« Nous avons dû refaire 3 fois nos plants de choux pour cet hiver, on se demande quand il faut renoncer. » Retour sur un été caniculaire.

Chaleur, vent brûlant, les canicules successives de cet été ont eu des répercussions sur nos vies. Cela a aussi impacté fortement le travail dans les fermes. Que ce soit pour les paysannes et les paysans, les animaux d’élevage, les plantes cultivées : il fallu s’adapter tant bien que mal.
Par exemple, les chèvres et brebis ont commencé à manger le fourrage prévu pour l’hiver puisqu’il n’y a plus un brin d’herbe. Dans la ferme d’Anna, on espère que l’automne permettra d’avoir un peu de répit et que les bêtes pourront profiter de prairies plus verdoyantes rapidement. « Tout va bien pour l’instant, certes, la production est un peu en baisse ou disons peut-être un peu moins quali par le manque d’herbe, par rapport à ce qu’on a habituellement l’été, mais c’est surtout pour ce qui va suivre qu’on craint… Enfin les bêtes vont bien, c’est déjà ça, pour l’instant, ça va. »
Stéphane, maraîcher de Longecourt travaillant avec AMAPP’i depuis plusieurs années, a de son côté, souligné les difficultés qui se sont enchaînées : la fatigue d’abord. Les journées exténuantes à travailler en plein « cagnard »… « c’est dur, on bosse 50 heures par semaines dans cette chaleur, mais nous, c’est notre ferme, notre champ, notre vie, on s’accroche même si on est fatigués ! Par contre, les salariés, c’est dur aussi pour eux, et à notre quotidien s’ajoute le besoin de veiller à leurs conditions de travail, dans ce contexte vraiment difficile, c’est un stress supplémentaire, et on ne peut pas leur demander plus que ce qu’il est possible de faire ! ». On parle de charge mentale, à laquelle s’ajoute les soucis de production : « tout a souffert, malgré l’arrosage. On n’a jamais vu des températures si élevées si longtemps ! Partout les records ont été battus… »

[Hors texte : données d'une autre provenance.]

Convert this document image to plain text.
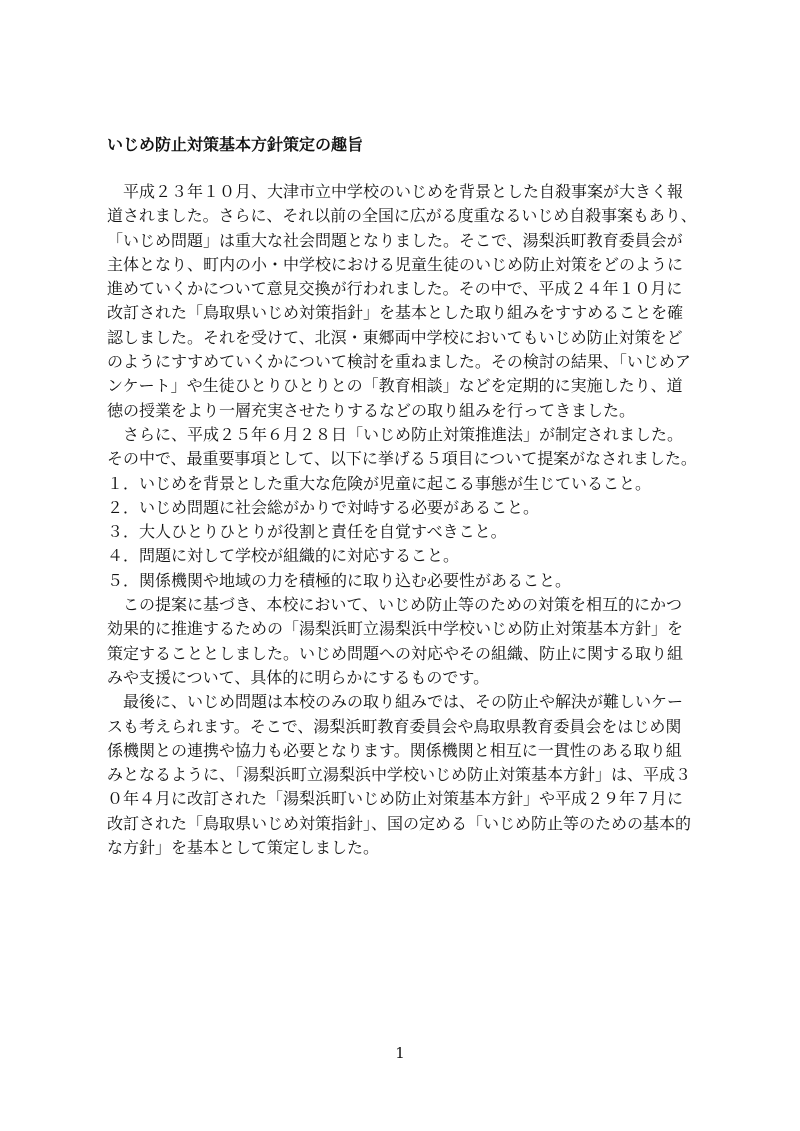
いじめ防止対策基本方針策定の趣旨
　平成２３年１０月、大津市立中学校のいじめを背景とした自殺事案が大きく報
道されました。さらに、それ以前の全国に広がる度重なるいじめ自殺事案もあり、
「いじめ問題」は重大な社会問題となりました。そこで、湯梨浜町教育委員会が
主体となり、町内の小・中学校における児童生徒のいじめ防止対策をどのように
進めていくかについて意見交換が行われました。その中で、平成２４年１０月に
改訂された「鳥取県いじめ対策指針」を基本とした取り組みをすすめることを確
認しました。それを受けて、北溟・東郷両中学校においてもいじめ防止対策をど
のようにすすめていくかについて検討を重ねました。その検討の結果、「いじめア
ンケート」や生徒ひとりひとりとの「教育相談」などを定期的に実施したり、道
徳の授業をより一層充実させたりするなどの取り組みを行ってきました。
　さらに、平成２５年６月２８日「いじめ防止対策推進法」が制定されました。
その中で、最重要事項として、以下に挙げる５項目について提案がなされました。
１．いじめを背景とした重大な危険が児童に起こる事態が生じていること。
２．いじめ問題に社会総がかりで対峙する必要があること。
３．大人ひとりひとりが役割と責任を自覚すべきこと。
４．問題に対して学校が組織的に対応すること。
５．関係機関や地域の力を積極的に取り込む必要性があること。
　この提案に基づき、本校において、いじめ防止等のための対策を相互的にかつ
効果的に推進するための「湯梨浜町立湯梨浜中学校いじめ防止対策基本方針」を
策定することとしました。いじめ問題への対応やその組織、防止に関する取り組
みや支援について、具体的に明らかにするものです。
　最後に、いじめ問題は本校のみの取り組みでは、その防止や解決が難しいケー
スも考えられます。そこで、湯梨浜町教育委員会や鳥取県教育委員会をはじめ関
係機関との連携や協力も必要となります。関係機関と相互に一貫性のある取り組
みとなるように、「湯梨浜町立湯梨浜中学校いじめ防止対策基本方針」は、平成３
０年４月に改訂された「湯梨浜町いじめ防止対策基本方針」や平成２９年７月に
改訂された「鳥取県いじめ対策指針」、国の定める「いじめ防止等のための基本的
な方針」を基本として策定しました。
1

Et les répercussions pour les mois à venir : « Les plants pour l’hiver prochain ont aussi posé problème, il y a probablement des légumes qu’on ne pourra pas avoir. On a recommencé trois fois nos plants de choux pour cet hiver, trois fois plus de boulot, et on se demande quand il faut renoncer. Parce que les semaines passent et si c’est après telle semaine, ce n’est pas possible ! » Stéphane explique que la polyvalence de leur maraîchage est un avantage indéniable pour produire un maximum de variétés localement, mais cela devient un problème lorsqu’une contrainte demande un savoir-faire très précis, par espèce cultivée : un spécialiste des oignons ou des salades pourra peut-être plus facilement s’adapter car il connaît toutes les variétés, les façons de faire lever les plants avec précision malgré les contraintes. C’est une supposition, car lorsque la chaleur est là pour longtemps… Tout y passe. « on va peut-être devoir se poser des questions sur un approvisionnement complémentaire ailleurs, en tout cas, il va falloir qu’on en parle avec l’AMAP. »
Effectivement, l’AMAP dans tout ça ? Comment soutenir davantage ? Stéphane donne son avis : « dans les marchés, si on n’a pas les tomates parce que la chaleur a fait tomber les fleurs, au bout de 3 fois, les gens ne reviennent plus, on le sait, mais c’est dur parce que le travail été fait et zéro rémunération. Mais en AMAP, les gens comprennent, on a un soutien quoi qu’il arrive, et ça, c’est tellement important ! »
Alors merci à toutes et tous qui adhèrent à AMAPP’i, c’est là qu’on prend vraiment conscience de l’engagement fort qui est pris pour soutenir l’agriculture paysanne. Plus que jamais, le contrat est avant tout un partenariat. Plus que jamais, il faut en parler autour de soi, réveiller les consciences et faire en sorte que cet engagement partenarial puisse s’élargir et faire basculer les pratiques dans ce sens.